When Jez dropped her off twenty minutes later, Jools thanked him stiffly for the pizza and the ride and shut the car door with a bit more force than necessary; she’d barely got out when he took off with a revving of the engine and a squeal of tyres.
“Ooh, that’s mature!” she shouted after him.
As she came in the front door she found her father waiting in the hallway, a grim look on his face.
“What was that all about? And where’ve you been?” he demanded. “It’s nearly six. You said you’d be home by four at the latest. We’ve been waiting.”
“I know, sorry. Jez asked me to have pizza afterwards, and I said yes.” Which she seriously wished she hadn’t done, now.
“So I suppose you’re not hungry,” Oliver said, “and I suppose you don’t want to go out to dinner with us now.”
“Not really, no.” What she wanted was to go upstairs, slam her bedroom door, throw herself on the bed and have a good cry. “Maybe next time.”
“Honestly, Jools, this pisses me off! We made plans to have dinner, just the three of us, and you said you’d go.”
“I’ve said I’m sorry. What more do you want?” she snapped.

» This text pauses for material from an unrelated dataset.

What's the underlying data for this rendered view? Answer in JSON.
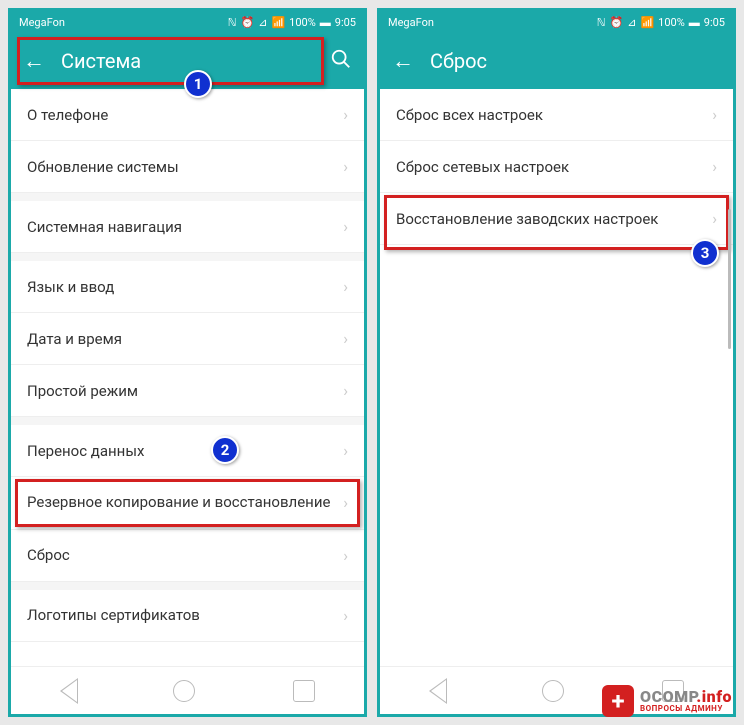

“I want you to honour your word. And I want you to show a bit more consideration to others. Particularly to Felicity.”
“It’s all right, Oliver, really,” Felicity said now as she joined them in the hallway. She smiled at Jools in understanding. “If I were her I’d much rather have pizza with my boyfriend than dinner with us.”
“He’s not my boyfriend,” Jools said, and turned away towards the stairs. “And you’re not me. So don’t think you know how I feel or what I think – because you don’t. And you never will.”

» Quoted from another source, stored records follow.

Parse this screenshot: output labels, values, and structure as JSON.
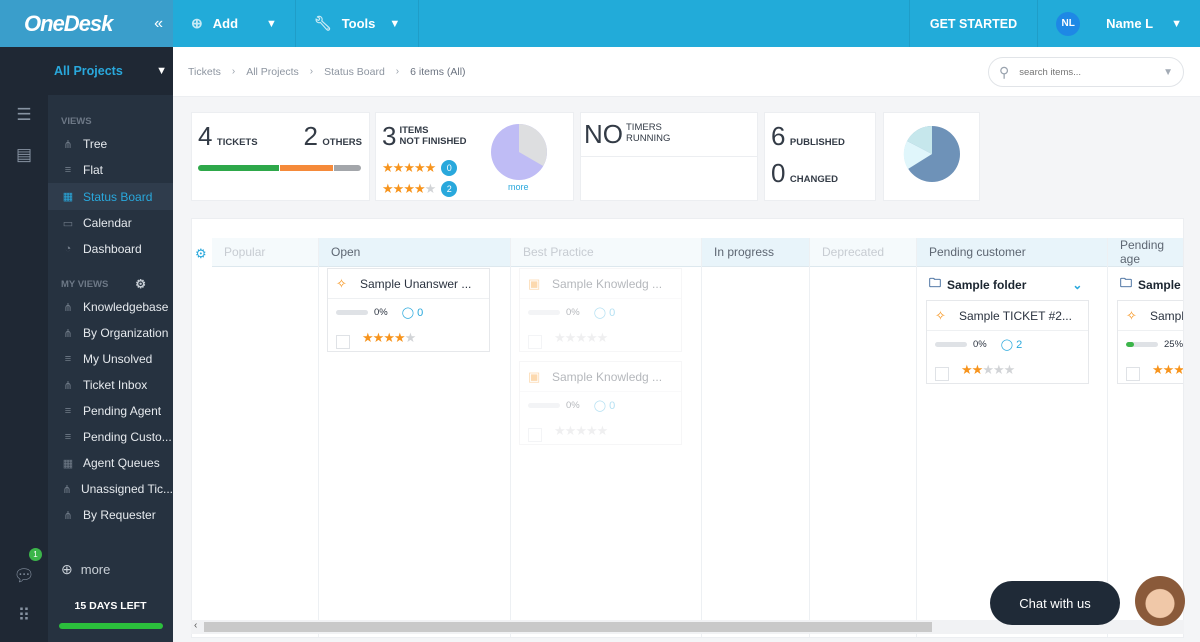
{
  "topbar": {
    "logo": "OneDesk",
    "collapse_icon": "«",
    "add_label": "Add",
    "tools_label": "Tools",
    "get_started": "GET STARTED",
    "user_initials": "NL",
    "user_name": "Name L"
  },
  "sidebar": {
    "project": "All Projects",
    "views_header": "VIEWS",
    "views": [
      {
        "label": "Tree",
        "icon": "tree-icon"
      },
      {
        "label": "Flat",
        "icon": "list-icon"
      },
      {
        "label": "Status Board",
        "icon": "grid-icon",
        "active": true
      },
      {
        "label": "Calendar",
        "icon": "calendar-icon"
      },
      {
        "label": "Dashboard",
        "icon": "pie-chart-icon"
      }
    ],
    "my_views_header": "MY VIEWS",
    "my_views": [
      {
        "label": "Knowledgebase",
        "icon": "tree-icon"
      },
      {
        "label": "By Organization",
        "icon": "tree-icon"
      },
      {
        "label": "My Unsolved",
        "icon": "list-icon"
      },
      {
        "label": "Ticket Inbox",
        "icon": "tree-icon"
      },
      {
        "label": "Pending Agent",
        "icon": "list-icon"
      },
      {
        "label": "Pending Custo...",
        "icon": "list-icon"
      },
      {
        "label": "Agent Queues",
        "icon": "grid-icon"
      },
      {
        "label": "Unassigned Tic...",
        "icon": "tree-icon"
      },
      {
        "label": "By Requester",
        "icon": "tree-icon"
      }
    ],
    "more_label": "more",
    "trial_label": "15 DAYS LEFT",
    "chat_badge": "1"
  },
  "breadcrumb": [
    "Tickets",
    "All Projects",
    "Status Board",
    "6 items (All)"
  ],
  "search": {
    "placeholder": "search items..."
  },
  "stats": {
    "tickets_count": "4",
    "tickets_label": "TICKETS",
    "others_count": "2",
    "others_label": "OTHERS",
    "status_bar": {
      "green": 0.5,
      "orange": 0.33,
      "gray": 0.17
    },
    "not_finished_count": "3",
    "not_finished_label1": "ITEMS",
    "not_finished_label2": "NOT FINISHED",
    "rating_rows": [
      {
        "stars": 5,
        "count": "0"
      },
      {
        "stars": 4,
        "count": "2"
      }
    ],
    "more_link": "more",
    "timers_count": "NO",
    "timers_label1": "TIMERS",
    "timers_label2": "RUNNING",
    "published_count": "6",
    "published_label": "PUBLISHED",
    "changed_count": "0",
    "changed_label": "CHANGED"
  },
  "board": {
    "columns": [
      {
        "name": "Popular",
        "faded": true
      },
      {
        "name": "Open",
        "faded": false
      },
      {
        "name": "Best Practice",
        "faded": true
      },
      {
        "name": "In progress",
        "faded": false
      },
      {
        "name": "Deprecated",
        "faded": true
      },
      {
        "name": "Pending customer",
        "faded": false
      },
      {
        "name": "Pending age",
        "faded": false
      }
    ],
    "cards": {
      "open": {
        "title": "Sample Unanswer ...",
        "progress": "0%",
        "comments": "0",
        "stars": 4
      },
      "bp1": {
        "title": "Sample Knowledg ...",
        "progress": "0%",
        "comments": "0",
        "stars": 0
      },
      "bp2": {
        "title": "Sample Knowledg ...",
        "progress": "0%",
        "comments": "0",
        "stars": 0
      },
      "pc": {
        "folder": "Sample folder",
        "title": "Sample TICKET #2...",
        "progress": "0%",
        "comments": "2",
        "stars": 2
      },
      "pa": {
        "folder": "Sample fo",
        "title": "Sample",
        "progress": "25%",
        "stars": 3
      }
    }
  },
  "chat": {
    "label": "Chat with us"
  }
}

“Jools!” her father shouted as she went upstairs. “Come back down here this instant and apologize to Felicity.”
But she didn’t listen. As she arrived at the top of the stairs, she heard Felicity murmur, “Let her go, Oliver. No, please, don’t go after her. It’s all right. These things take time.”
Jools went into her room and slammed the door as hard as she could, then fell onto the bed with her thoughts in an ugly jumble and stared up at the ceiling, roiling with resentment at the unfairness of it all.
Her wished she could pick up her mobile to call Jez and tell him about everything – her loneliness, her confusion, the weirdness of dealing with parents who each lived with someone else. But she couldn’t. She hardly knew him, after all.
Why hadn’t he told her about Poppy? Why had he said nothing, and subjected her to such a mortifying scene in the restaurant?
She sighed. Perhaps Desh was right. Maybe the whole arranged marriage thing wasn’t such a bad idea, after all. Maybe he and Chara would get married and live happily ever after.
But his parents weren’t hers. How could she trust her mum and dad to pick out a boy for her when they couldn’t even make their own relationship work?
She needed to talk to Desh. He always made her feel better. But the recent memory of their phone conversation, and how she’d ended it so abruptly, changed her mind, and Jools tossed her mobile away and cried into her pillow instead.